My store sells used books, too, and I won’t accept books with stripped covers for credit. Most people understand when I explain it, but I’ve had a few people get very upset with me and say I’m accusing them of being criminals. I’m not. I’m just saying I won’t pay for that book, even with credits, and I won’t sell it in my store.

Hardcover books and (for the most part) trade paperbacks do not get their covers stripped. Generally speaking, if they are returned, they go back to the publisher and get sold to another retailer. If they languish in the warehouse too long, they get “remaindered.”

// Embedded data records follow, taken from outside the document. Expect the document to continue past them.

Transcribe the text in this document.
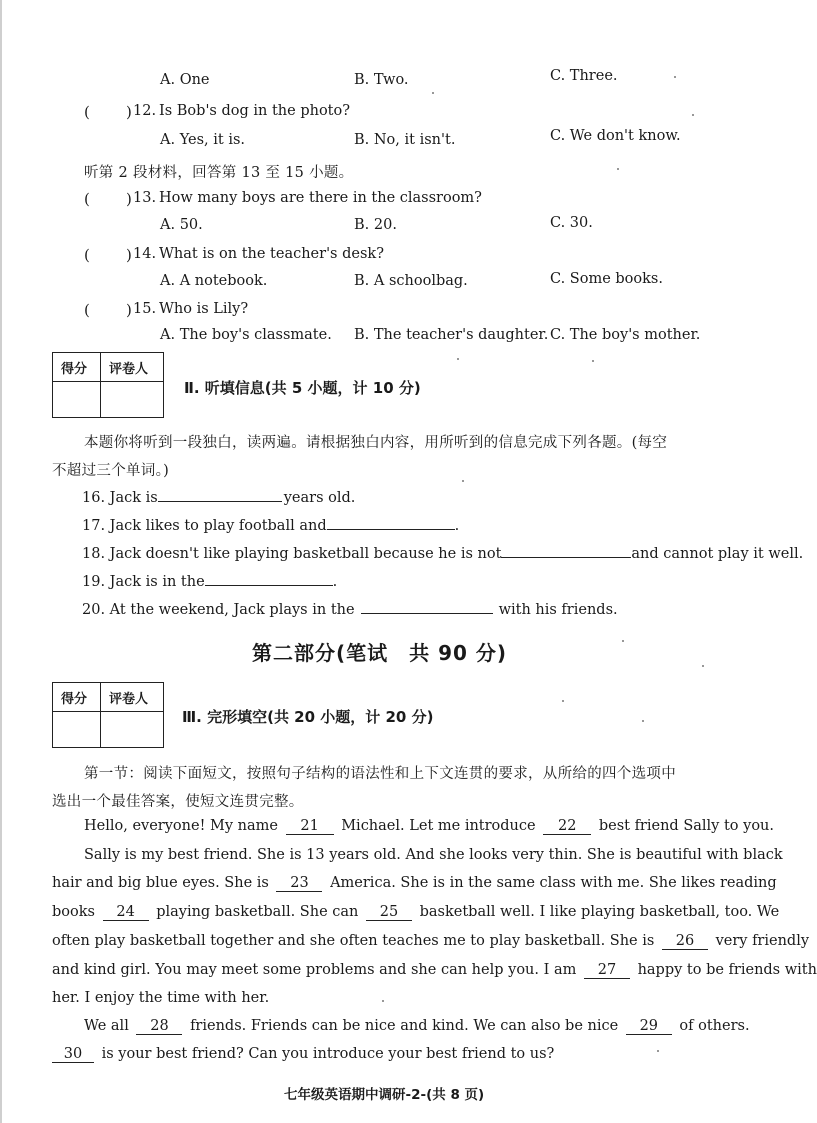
A. One	B. Two.	C. Three.
( ) 12. Is Bob's dog in the photo?
A. Yes, it is.	B. No, it isn't.	C. We don't know.
听第 2 段材料，回答第 13 至 15 小题。
( ) 13. How many boys are there in the classroom?
A. 50.	B. 20.	C. 30.
( ) 14. What is on the teacher's desk?
A. A notebook.	B. A schoolbag.	C. Some books.
( ) 15. Who is Lily?
A. The boy's classmate. B. The teacher's daughter. C. The boy's mother.
得分 评卷人
Ⅱ. 听填信息(共 5 小题，计 10 分)
本题你将听到一段独白，读两遍。请根据独白内容，用所听到的信息完成下列各题。(每空
不超过三个单词。)
16. Jack is	years old.
17. Jack likes to play football and	.
18. Jack doesn't like playing basketball because he is not	and cannot play it well.
19. Jack is in the	.
20. At the weekend, Jack plays in the	with his friends.
第二部分(笔试　共 90 分)
得分 评卷人
Ⅲ. 完形填空(共 20 小题，计 20 分)
第一节：阅读下面短文，按照句子结构的语法性和上下文连贯的要求，从所给的四个选项中
选出一个最佳答案，使短文连贯完整。
Hello, everyone! My name 21 Michael. Let me introduce 22 best friend Sally to you.
Sally is my best friend. She is 13 years old. And she looks very thin. She is beautiful with black
hair and big blue eyes. She is 23 America. She is in the same class with me. She likes reading
books 24 playing basketball. She can 25 basketball well. I like playing basketball, too. We
often play basketball together and she often teaches me to play basketball. She is 26 very friendly
and kind girl. You may meet some problems and she can help you. I am 27 happy to be friends with
her. I enjoy the time with her.
We all 28 friends. Friends can be nice and kind. We can also be nice 29 of others.
30 is your best friend? Can you introduce your best friend to us?
七年级英语期中调研-2-(共 8 页)
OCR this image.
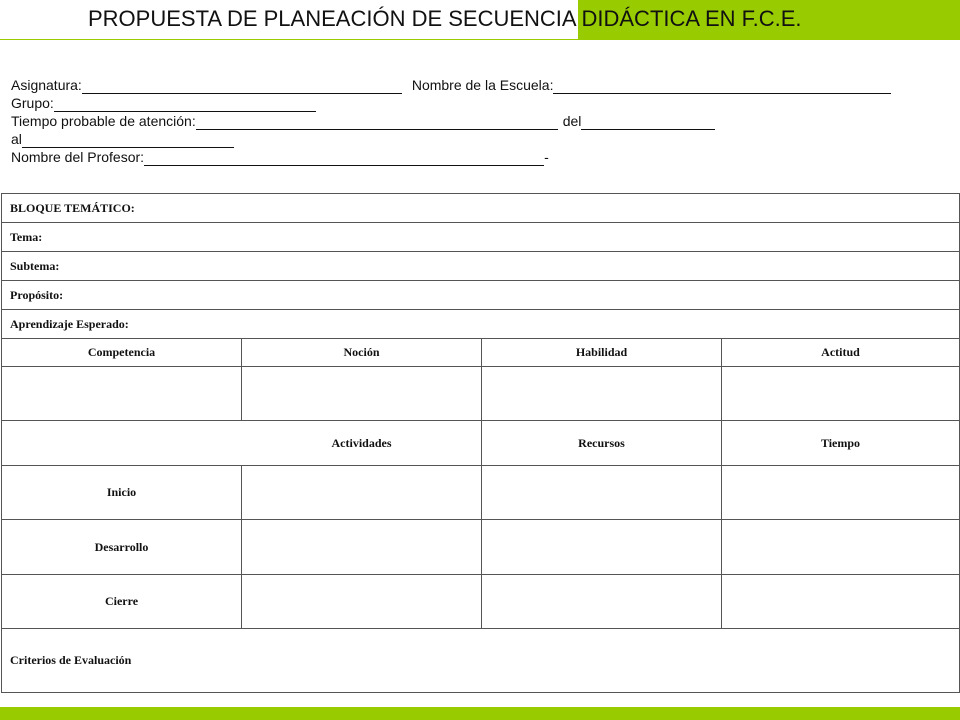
PROPUESTA DE PLANEACIÓN DE SECUENCIA DIDÁCTICA EN F.C.E.
Asignatura:	Nombre de la Escuela:
Grupo:
Tiempo probable de atención:	del
al
Nombre del Profesor:	-
BLOQUE TEMÁTICO:			
Tema:			
Subtema:			
Propósito:			
Aprendizaje Esperado:			
Competencia	Noción	Habilidad	Actitud

Actividades		Recursos	Tiempo
Inicio			
Desarrollo			
Cierre			
Criterios de Evaluación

Remaindering is the process of selling books to a specialty discount company for a small fraction of their original price. Some publishers will mark them with a dot or line across the top of the pages, or across the barcode. This assures that they can’t be returned. The discount company–a.k.a. “remainder house”–makes them available to booksellers at a deep discount. This is where the books come from that you see on the 60% off or 70% off sale table.

Another source of remainder books is the leftover hardbacks when a book is issued in paperback. It leads to odd situations where a book may be available as a $15 trade paperback, while the hardback edition is discounted from $25 to $10.

I can’t say that I have ever seen a book that has had anything about being sold without a cover printed in it, but I have often seen this (in British books):

Would this be an analogue to the US coverless condition and would it mean (providing that UK laws have any say outside Britain) that I can’t, if I have for some reason rebound my copy of a book, lend it to someone?